For now, it’s perhaps about keeping the conversation going and, as Lamers says, encouraging men to take part in childcare as much as possible.
In the words of Unicef’s Dicker: “We wanted to challenge our people, and by extension society, to shift their mindset in terms of traditional caregiving responsibilities. We were hoping to start a conversation, among everyone, especially across boardrooms and among HR professionals – and it did.”
“Taking family leave has been the biggest learning experience of my life”
Diageo offers six months’ fully paid family leave to all caregivers, and up to 52 weeks unpaid but with benefits. Ervin Trykowski, global scotch whisky ambassador, is five months into his paid six months. His wife runs her own business and so didn’t have access to a company maternity leave policy, which means Diageo’s offering has been transformational.

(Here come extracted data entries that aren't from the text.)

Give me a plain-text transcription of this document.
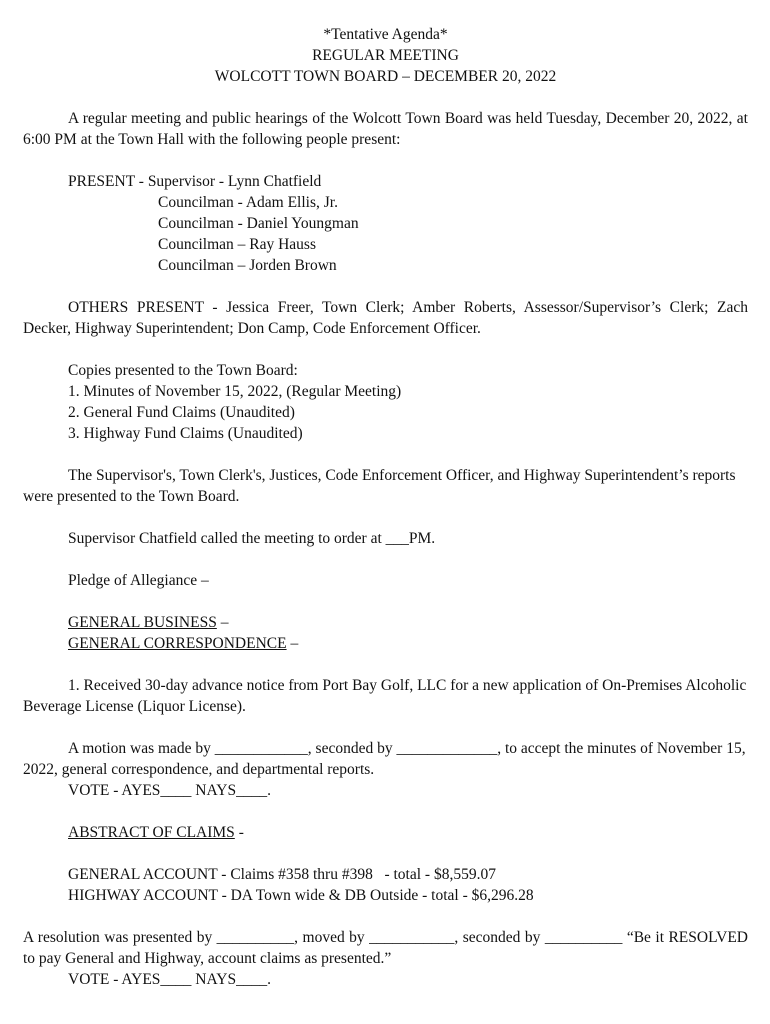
*Tentative Agenda*
REGULAR MEETING
WOLCOTT TOWN BOARD – DECEMBER 20, 2022

A regular meeting and public hearings of the Wolcott Town Board was held Tuesday, December 20, 2022, at 6:00 PM at the Town Hall with the following people present:

PRESENT - Supervisor - Lynn Chatfield
Councilman - Adam Ellis, Jr.
Councilman - Daniel Youngman
Councilman – Ray Hauss
Councilman – Jorden Brown

OTHERS PRESENT - Jessica Freer, Town Clerk; Amber Roberts, Assessor/Supervisor’s Clerk; Zach Decker, Highway Superintendent; Don Camp, Code Enforcement Officer.

Copies presented to the Town Board:
1. Minutes of November 15, 2022, (Regular Meeting)
2. General Fund Claims (Unaudited)
3. Highway Fund Claims (Unaudited)

The Supervisor's, Town Clerk's, Justices, Code Enforcement Officer, and Highway Superintendent’s reports were presented to the Town Board.

Supervisor Chatfield called the meeting to order at ___PM.

Pledge of Allegiance –

GENERAL BUSINESS –
GENERAL CORRESPONDENCE –

1. Received 30-day advance notice from Port Bay Golf, LLC for a new application of On-Premises Alcoholic Beverage License (Liquor License).

A motion was made by ____________, seconded by _____________, to accept the minutes of November 15, 2022, general correspondence, and departmental reports.

VOTE - AYES____ NAYS____.
ABSTRACT OF CLAIMS -
GENERAL ACCOUNT - Claims #358 thru #398   - total - $8,559.07
HIGHWAY ACCOUNT - DA Town wide & DB Outside - total - $6,296.28

A resolution was presented by __________, moved by ___________, seconded by __________ “Be it RESOLVED to pay General and Highway, account claims as presented.”

VOTE - AYES____ NAYS____.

“Some of my friends only had two weeks off work when they became a dad and it just isn’t enough,” he says. “The policy has been game changing for the way we’ve been able to live as a family, and I hope more companies give dads this magical opportunity.”
He adds that this period has provided some of the “biggest learning experiences” of his life, and he feels sure he’ll return to work with boosted organisational skills, patience, compassion and the ability to keep calm under pressure.
Since April 2019, when the policy was introduced, and the end of January 2020, the number of men going on leave has doubled. Of those who took it, 27 per cent were off for at least 26 weeks. Previously, only 13 per cent of new dads took more than 14 days’ leave.